Playing for Keeps (Heartbreaker Bay #7)(71)


When the microwave dinged, he pulled out the container, grabbed a fork and two bottles of water, and headed back to the bedroom. He didn’t expect Sadie to be awake, but she was, lying on her back, staring up at the ceiling pensively.

Setting everything down on the nightstand, he sat at her hip. “What’s up?”

She blinked. “Do I smell mac and cheese?”

He handed the container to her, along with the fork. “Refuel.”

She smiled. “For round two?”

He smiled back and opened a bottle of water, handing that over as well. “For me, yes. For you it’ll be round . . . four, or is it five?”

She snorted and took a long drink from the bottle, but her eyes weren’t quite right. He waited until she’d eaten her fill before setting everything aside, turning off the light again, and slipping back under the covers. Then he drew her into him and held her close, brushing a kiss to her temple.

She sighed. “You’re good at the silent interrogation. I think it’s because you’re naked. You’re pretty damn distracting naked. Makes me forget myself.”

“Seems only fair since when you’re naked, I can’t even remember my own name.”

She smiled but it faded quickly.

“Talk to me, Sadie.”

She was quiet a moment, but he waited her out. It was his one superpower, given to him by too many sisters and a strong-as-hell mom.

“Do you sometimes lay in bed at night and relive every horrible thing you’ve ever said or done?” she asked.

“All the time. What are you reliving tonight?”

She sighed. “On the phone today, I let my mom think she was a bad mom.”

“Was she?” he asked.

“No. I don’t know.” Sadie paused. “I was a bad kid.”

“I don’t believe that,” he said. “And moms are resilient.”

“Really? What’s the meanest thing you’ve ever said to your mom?”

He laughed. “I told her she couldn’t go on a date because she was ugly.”

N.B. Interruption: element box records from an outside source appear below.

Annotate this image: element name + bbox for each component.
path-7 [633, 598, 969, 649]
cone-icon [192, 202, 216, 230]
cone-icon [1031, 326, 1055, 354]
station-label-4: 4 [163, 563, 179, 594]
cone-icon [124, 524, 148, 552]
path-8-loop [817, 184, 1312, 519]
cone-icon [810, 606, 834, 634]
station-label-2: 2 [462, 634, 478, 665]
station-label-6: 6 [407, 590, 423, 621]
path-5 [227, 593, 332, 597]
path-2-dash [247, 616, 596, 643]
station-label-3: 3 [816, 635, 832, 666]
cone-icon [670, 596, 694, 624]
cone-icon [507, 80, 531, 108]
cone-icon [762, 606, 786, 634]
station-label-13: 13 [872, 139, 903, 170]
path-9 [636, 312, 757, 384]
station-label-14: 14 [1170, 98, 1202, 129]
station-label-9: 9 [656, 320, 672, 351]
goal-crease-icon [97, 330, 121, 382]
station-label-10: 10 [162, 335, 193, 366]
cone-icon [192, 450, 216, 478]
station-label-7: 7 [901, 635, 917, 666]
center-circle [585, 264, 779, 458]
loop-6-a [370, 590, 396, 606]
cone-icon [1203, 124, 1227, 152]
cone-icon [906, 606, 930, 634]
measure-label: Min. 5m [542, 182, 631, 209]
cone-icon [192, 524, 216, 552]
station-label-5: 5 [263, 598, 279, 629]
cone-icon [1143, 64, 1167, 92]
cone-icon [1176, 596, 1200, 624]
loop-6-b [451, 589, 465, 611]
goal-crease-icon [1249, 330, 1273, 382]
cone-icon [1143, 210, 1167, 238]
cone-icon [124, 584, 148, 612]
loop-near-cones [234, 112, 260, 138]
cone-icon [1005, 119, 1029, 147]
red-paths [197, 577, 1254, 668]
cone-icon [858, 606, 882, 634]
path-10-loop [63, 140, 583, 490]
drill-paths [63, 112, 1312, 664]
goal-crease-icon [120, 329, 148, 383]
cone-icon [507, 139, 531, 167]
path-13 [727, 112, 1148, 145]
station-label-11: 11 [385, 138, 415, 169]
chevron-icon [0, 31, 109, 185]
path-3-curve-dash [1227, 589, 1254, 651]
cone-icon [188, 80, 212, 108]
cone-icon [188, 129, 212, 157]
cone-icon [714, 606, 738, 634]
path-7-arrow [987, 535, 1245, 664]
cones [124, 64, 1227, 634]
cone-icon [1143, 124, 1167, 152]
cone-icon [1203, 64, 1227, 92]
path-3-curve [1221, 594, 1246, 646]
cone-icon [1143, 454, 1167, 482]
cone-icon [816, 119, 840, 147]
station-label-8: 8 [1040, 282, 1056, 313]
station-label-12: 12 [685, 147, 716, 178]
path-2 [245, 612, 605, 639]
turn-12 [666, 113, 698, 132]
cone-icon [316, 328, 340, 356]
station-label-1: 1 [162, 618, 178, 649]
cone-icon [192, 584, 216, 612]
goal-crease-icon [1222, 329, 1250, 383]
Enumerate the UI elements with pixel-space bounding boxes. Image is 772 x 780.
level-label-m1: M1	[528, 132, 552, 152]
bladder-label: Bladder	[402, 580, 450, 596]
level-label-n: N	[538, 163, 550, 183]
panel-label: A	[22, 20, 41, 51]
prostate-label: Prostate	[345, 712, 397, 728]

She gasped. “You did not!”

“Hey, I’m not proud of it,” he said, “but in my defense, I was five and I didn’t want her to leave. I wanted her to stay home with me.”

“Reasonable,” she said.

“Selfish,” he said.

She shook her head. “I can’t imagine you being selfish. If you want to hear selfish . . .” She hesitated and then spoke in a soft rush, as if needing to get it all out before losing her nerve. “When I was a teenager, my parents told me they were done with me being sullen and angry and dressing in black from head to toe all the time. They told me I needed to be more like my sister. I was thirteen to Clara’s fifteen and hadn’t really developed yet—much to my annoyance. So I stole one of her bras and stuffed it with those small travel-sized bags of candy I’d had stashed under my bed, and wore it under one of her favorite dresses—also stolen. It was a white sundress and looked great on her and her new curves. Being a jealous little shit, I put a coat over the whole ensemble and sneaked out of the house to go to school. Only I got called up to the front of my English class to read something and I got nervous, which meant I also got sweaty.”

“The candy fell out of your bra?” he guessed.

She gave a low rueful laugh. “Yes, but first it melted and leaked through the dress, making me look like a rainbow and smell like chocolate—which was not allowed in class. I got sent to the principal’s office. My parents had to come down and everyone got to take turns telling me what a shit show I was and a huge disappointment. For punishment, when I got home, I was marched to the kitchen sink to scrub the dress clean.”

Caleb imagined a thirteen-year-old Sadie hunched over the sink in the M&M bra that was too big for her, scrubbing at the material of the white dress, knowing she couldn’t possibly get it clean.

Or please her family.

It actually infuriated him, and the power of that took away his ability to speak for a moment.

“I didn’t try very hard to clean the dress,” she went on, staring at the ceiling again. “I really was a complete over-the-top, dramatic, way-too-sensitive little jerk who refused to understand my family, or the fact that they just wanted me to be more like them.” She shook her head. “But with the dubious passing of time, things eventually got better.”

“I’m glad,” he managed to say lightly, not wanting her to dwell on shitty memories that made her feel bad, when he didn’t think she had anything to feel bad about. “When I was thirteen, I stole something from my older sister too.”

“Right,” she said in disbelief, and made him laugh.

“I did. I stole her car.”

She gasped and turned her head to face him. He took advantage of that and kissed her slow and deep, until she moaned and wrapped him up tight in her arms, which was quickly becoming his favorite place to be.

“Did you get caught?” she asked when she’d pulled back.

“Yes, because my mom called the cops.”

She gaped at him. “She didn’t!”

“Okay, she called my uncle Des, who was a deputy, but it was close enough. And when he dragged me back home and deposited me in front of my mom and my sister to apologize, I didn’t. I told them all that I was a grown-up, I was the man of the house, and therefore I could do what I wanted when I wanted.”